Leavitt war beauftragt, veränderliche Sterne zu beobachten und zu katalogisieren. Dabei maß sie die Helligkeit spezieller veränderlicher Sterne, nämlich der Cepheiden, und machte dabei die Beobachtung, die der Erkenntnis und Berechnung unseres heutigen Wissens über das Weltall zugrunde liegt: Sie stellte fest, dass sich eine Beziehung herstellen ließ zwischen der Leuchtkraft und der periodischen Veränderung der absoluten Helligkeit dieser Sterne. Aus dieser Beziehung lässt sich ihre Distanz zum Beobachtungspunkt berechnen. Mithilfe Leavitts Logarithmus konnte bald darauf belegt werden, dass sich einige der katalogisierten Sterne nicht in der unseren, sondern in Lichtjahren entfernten Galaxien befanden. Die Folgen von Leavitts Erkenntnis rückte – angewandt von Harlow Shapley – nicht nur unser Sonnensystem aus dem Zentrum unserer Galaxie, sondern auch – angewandt von Edwin Hubble – unsere Galaxie aus dem Zentrum des Weltalls.

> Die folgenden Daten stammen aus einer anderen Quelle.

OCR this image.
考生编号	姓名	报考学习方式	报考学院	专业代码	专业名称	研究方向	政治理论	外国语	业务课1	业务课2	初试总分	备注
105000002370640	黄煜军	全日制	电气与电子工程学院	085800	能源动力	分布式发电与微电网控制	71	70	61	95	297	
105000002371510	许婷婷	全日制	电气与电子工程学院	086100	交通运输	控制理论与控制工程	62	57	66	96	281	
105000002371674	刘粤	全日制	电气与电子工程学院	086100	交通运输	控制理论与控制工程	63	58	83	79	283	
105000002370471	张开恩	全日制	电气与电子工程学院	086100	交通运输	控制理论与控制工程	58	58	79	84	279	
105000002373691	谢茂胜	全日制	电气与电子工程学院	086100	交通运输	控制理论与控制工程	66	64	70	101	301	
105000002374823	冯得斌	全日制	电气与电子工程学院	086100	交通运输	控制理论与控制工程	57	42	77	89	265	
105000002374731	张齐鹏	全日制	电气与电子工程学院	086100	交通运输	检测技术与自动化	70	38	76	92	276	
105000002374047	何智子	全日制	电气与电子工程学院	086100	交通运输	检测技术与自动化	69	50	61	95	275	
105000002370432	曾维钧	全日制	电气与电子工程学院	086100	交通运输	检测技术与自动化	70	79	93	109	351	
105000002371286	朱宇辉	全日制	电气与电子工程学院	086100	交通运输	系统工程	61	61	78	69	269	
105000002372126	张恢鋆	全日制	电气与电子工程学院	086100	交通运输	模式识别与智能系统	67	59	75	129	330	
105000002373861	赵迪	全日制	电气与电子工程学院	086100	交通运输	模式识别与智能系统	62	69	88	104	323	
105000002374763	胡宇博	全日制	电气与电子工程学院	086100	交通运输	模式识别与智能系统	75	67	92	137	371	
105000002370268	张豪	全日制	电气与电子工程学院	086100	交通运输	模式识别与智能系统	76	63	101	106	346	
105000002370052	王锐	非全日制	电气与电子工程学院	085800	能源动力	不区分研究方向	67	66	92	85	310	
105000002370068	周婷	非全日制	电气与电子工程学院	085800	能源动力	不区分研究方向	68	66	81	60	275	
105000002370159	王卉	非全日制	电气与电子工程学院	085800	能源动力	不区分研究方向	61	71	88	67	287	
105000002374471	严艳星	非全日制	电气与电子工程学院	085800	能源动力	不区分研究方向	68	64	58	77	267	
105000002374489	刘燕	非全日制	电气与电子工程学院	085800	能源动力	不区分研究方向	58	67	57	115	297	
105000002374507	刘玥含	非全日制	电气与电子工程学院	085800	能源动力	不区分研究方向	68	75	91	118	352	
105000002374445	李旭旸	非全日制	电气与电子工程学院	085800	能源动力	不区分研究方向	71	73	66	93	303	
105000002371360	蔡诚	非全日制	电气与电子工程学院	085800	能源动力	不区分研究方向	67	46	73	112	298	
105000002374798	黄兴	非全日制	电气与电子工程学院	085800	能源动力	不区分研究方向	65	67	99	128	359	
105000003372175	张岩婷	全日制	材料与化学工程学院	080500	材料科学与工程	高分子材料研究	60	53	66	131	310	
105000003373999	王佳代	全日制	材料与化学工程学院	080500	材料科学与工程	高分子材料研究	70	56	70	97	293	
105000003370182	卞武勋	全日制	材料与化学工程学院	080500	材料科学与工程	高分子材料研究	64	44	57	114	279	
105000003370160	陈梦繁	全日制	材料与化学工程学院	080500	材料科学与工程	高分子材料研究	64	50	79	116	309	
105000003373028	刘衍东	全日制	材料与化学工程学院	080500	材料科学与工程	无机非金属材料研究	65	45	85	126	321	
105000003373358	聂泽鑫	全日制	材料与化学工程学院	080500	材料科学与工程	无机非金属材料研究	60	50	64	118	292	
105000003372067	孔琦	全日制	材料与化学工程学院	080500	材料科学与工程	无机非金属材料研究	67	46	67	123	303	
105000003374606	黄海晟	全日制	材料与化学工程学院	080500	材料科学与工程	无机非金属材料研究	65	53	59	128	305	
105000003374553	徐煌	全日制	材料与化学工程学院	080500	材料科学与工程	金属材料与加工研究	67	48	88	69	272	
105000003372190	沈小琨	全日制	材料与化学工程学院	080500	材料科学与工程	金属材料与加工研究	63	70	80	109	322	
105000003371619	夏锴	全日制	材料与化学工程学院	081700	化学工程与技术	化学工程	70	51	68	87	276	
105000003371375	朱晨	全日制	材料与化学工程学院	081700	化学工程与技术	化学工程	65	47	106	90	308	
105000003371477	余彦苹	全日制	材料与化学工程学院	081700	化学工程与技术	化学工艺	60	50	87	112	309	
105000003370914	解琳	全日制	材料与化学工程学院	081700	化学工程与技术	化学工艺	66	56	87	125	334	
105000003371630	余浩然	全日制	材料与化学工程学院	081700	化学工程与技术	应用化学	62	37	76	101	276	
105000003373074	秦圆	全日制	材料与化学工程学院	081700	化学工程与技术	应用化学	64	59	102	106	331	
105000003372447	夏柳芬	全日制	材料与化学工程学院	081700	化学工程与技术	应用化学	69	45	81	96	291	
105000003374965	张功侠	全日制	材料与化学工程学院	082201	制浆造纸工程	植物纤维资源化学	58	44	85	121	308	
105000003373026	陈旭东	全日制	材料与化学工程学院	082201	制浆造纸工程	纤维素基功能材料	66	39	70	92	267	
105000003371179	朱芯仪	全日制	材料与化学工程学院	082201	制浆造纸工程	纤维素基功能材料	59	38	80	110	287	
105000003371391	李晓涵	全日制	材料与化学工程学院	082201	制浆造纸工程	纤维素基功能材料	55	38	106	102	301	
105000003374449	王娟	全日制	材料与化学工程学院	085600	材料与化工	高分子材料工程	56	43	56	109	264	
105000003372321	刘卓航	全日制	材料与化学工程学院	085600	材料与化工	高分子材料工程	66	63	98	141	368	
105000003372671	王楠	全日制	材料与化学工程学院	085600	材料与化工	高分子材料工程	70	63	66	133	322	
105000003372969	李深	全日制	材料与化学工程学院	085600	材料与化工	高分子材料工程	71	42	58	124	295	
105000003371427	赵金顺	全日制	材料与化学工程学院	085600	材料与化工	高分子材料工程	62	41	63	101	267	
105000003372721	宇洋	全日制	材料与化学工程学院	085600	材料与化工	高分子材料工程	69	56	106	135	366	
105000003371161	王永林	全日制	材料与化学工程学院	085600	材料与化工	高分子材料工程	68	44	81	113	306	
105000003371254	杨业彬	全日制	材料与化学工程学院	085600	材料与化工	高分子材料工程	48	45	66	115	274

Sie starb 1921 an Krebs; vier Jahre später erst kam Gösta Mittag-Leffler, ein schwedischer Wissenschaftler, der von ihrem Tod noch nicht erfahren hatte, auf die Idee, sie für den Nobelpreis vorzuschlagen. Dieser wird nicht posthum verliehen, daher konnte Leavitt nicht nominiert werden.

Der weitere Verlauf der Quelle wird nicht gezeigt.